ちなみに安来鋼(黄紙)は、コンパクト系(フィット、ビッツ系)ですね!
買い物程度で走るのに問題なし!燃費も良くて車両の価格も安いし、扱いやすい!
僕はそんなイメージを持っていますが・・・みなさんはどうでしょう?

上記の状況は、使う砥石や包丁本体の状況によっても変わってきますのでご理解下さい。

ステンレス系について!
続いてステン系「スェーデン産INOX鋼、国産INOX鋼、銀三鋼etc」です。
サビに強い素材とは、クロームを13%以上含んだ素材です。
「青二鋼にもクローム入ってるやん!」っとなりますが、全体の0.5%程しか入っていないので、
靭性を高める為の付加的なクロームになります!
ステン系にも荒細があります。上記の例に上げた3種を細かい順に並べると
スェーデンINOX鋼→銀三鋼→国産INOX鋼になると考えています。
INOX鋼には結構種類があり、素材によっては順番が少し異なるかもしれませ
んが、スェーデンINOX鋼が最も細かいと言っても問題ないと思います。

スウェーデンINOX鋼
銀三鋼
国産INOX鋼

和鉄(青鋼、白鋼)と同じで荒い方が早く刃付けが出来ます。早く刃が付くと感じる!
っと言った方が良いかも知れません。荒い素材ほど「キキッ」っと噛むような刃が付きます。
細かい素材は少し滑るような感じの刃が付きます。滑る感覚が生まれるのはクロームが
原因かもしれませんね!噛むような切れ味を出したければ、粗い砥石で研げばキツイ
切れ味が出ます。切り口を気にしなければ、中砥#2000程でキキっと噛みます。
家庭の奥様に研ぎを頼まれた場合、少々荒めの方が切れてる感覚を味わえるので良いかも!
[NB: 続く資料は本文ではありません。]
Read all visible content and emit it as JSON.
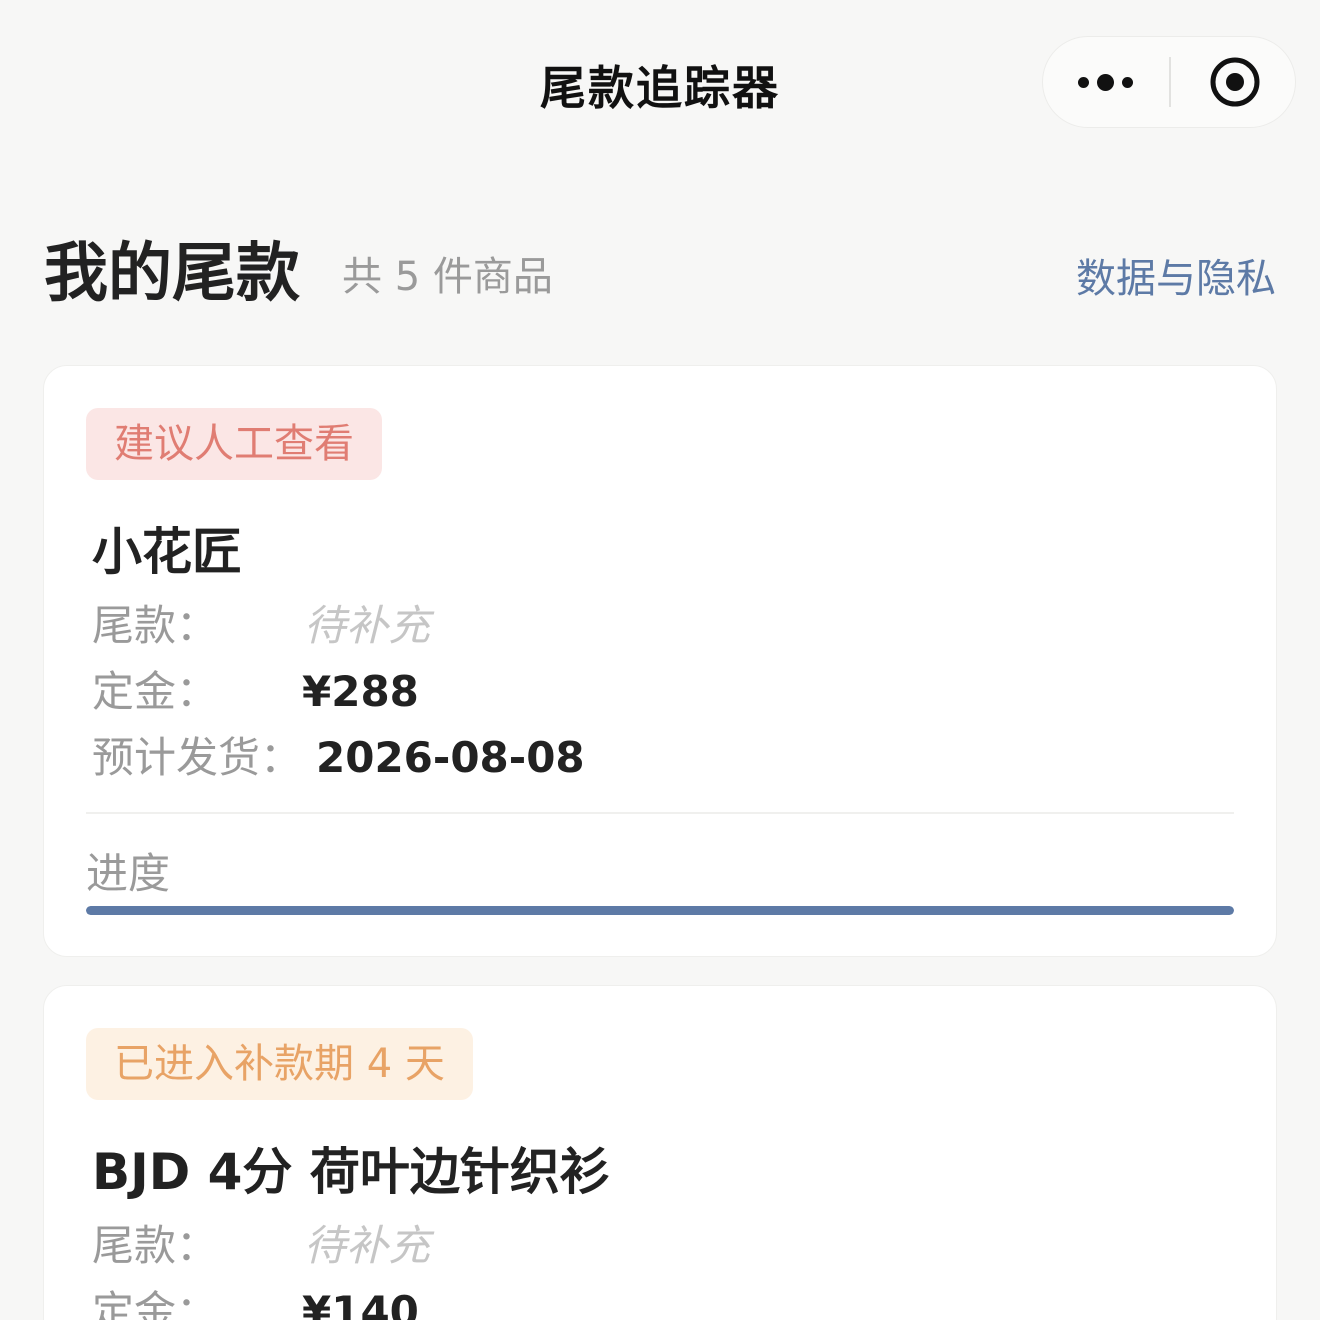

和包丁で説明すると、炭素系の場合は裏押しでチリチリ返りが取れますが、ステン系の場合、
裏押しでチリチリが取れにくい傾向があります。
クロームによって粘りが発生している為で、チリチリが粘り強い為なかなか取れてくれない。
目で見えるチリチリが取れても密かに残っている可能性があります。
これが取れていない状態で切りに行くと、「切れへんやんけ〜〜」っとなります。
このあたりは刃物鋼材の特性を知ってると、サビに強い素材を上手に使いこなせます。
鋼の包丁に慣れている方ならば、「めんどくせぇ〜」っとなりますが、研ぎをこなせば!最近の
ステン系は結構ヤバイ切れ味が出ます!
寿司屋さんなどには絶対お薦めです。←酔心INOX本焼和包丁お勧め!!!!

で!もちろん細かい素材でピュアな素材ほど高価になり、価格もグンと上がります。
また熱処理方法などによっても価格が変わります。手を入れれば入れる程高くなってしまうんですね! 
サブゼロ処理とか!!

特に洋包丁は、製造工程や加工が一連した作業によって行われる為、ハッキリした価格が出ます。
和包丁は同じ青二鋼でも職人が違えば価格が変動します。
高い方が良いと考えて間違い無いですが、暴利な所もあったりするので注意!
そもそも包丁は「コレいいですよ〜、よく切れますよ!」っと言っても使えばスグ解ってしまう商品なので、
下手に営業をすると違いの解る人から見れば、「ふ〜〜ん!こんなもんか!」っとなるので、やりがいの
ある商品であると共に恐い商品であると思います。

「刃物鋼材の荒い細かい」についての結論は、荒い方が刃が付きやすいが、
切れ味がザラザラする。細かい方が刃付けに時間が必要だけど、切れ味が滑ら
かで切り口も美しいと言う事です。

注意!初心者が一番感じる「良く切れる」状態は、刃先がザラザラで引っ掛かりが
    多い包丁です。イコール黄紙系になってしまいます。 
    鋸は荒目の方が良く切れます!その感覚です。



しかし、それが全てでは無くて焼き入れ硬度や職人の腕、研ぎによって変化し
ます。これらを安定した状態で製品造りをする事が酔心の役目になります。
当りハズレの無い製品作りです。当りはあっても、ハズレは駄目ですからね!

今回の特集は結果的に、素材の特性などになってしまいました(^^;
「鋼のうんちく」特集を以前してから、僕の知識が各段に増えています。
次回から、鋼全体の特集では無く、青二鋼なら青二鋼を徹底的に特集して、
みようかなと思っています。一つの素材で結構語れるのではないでしょうか!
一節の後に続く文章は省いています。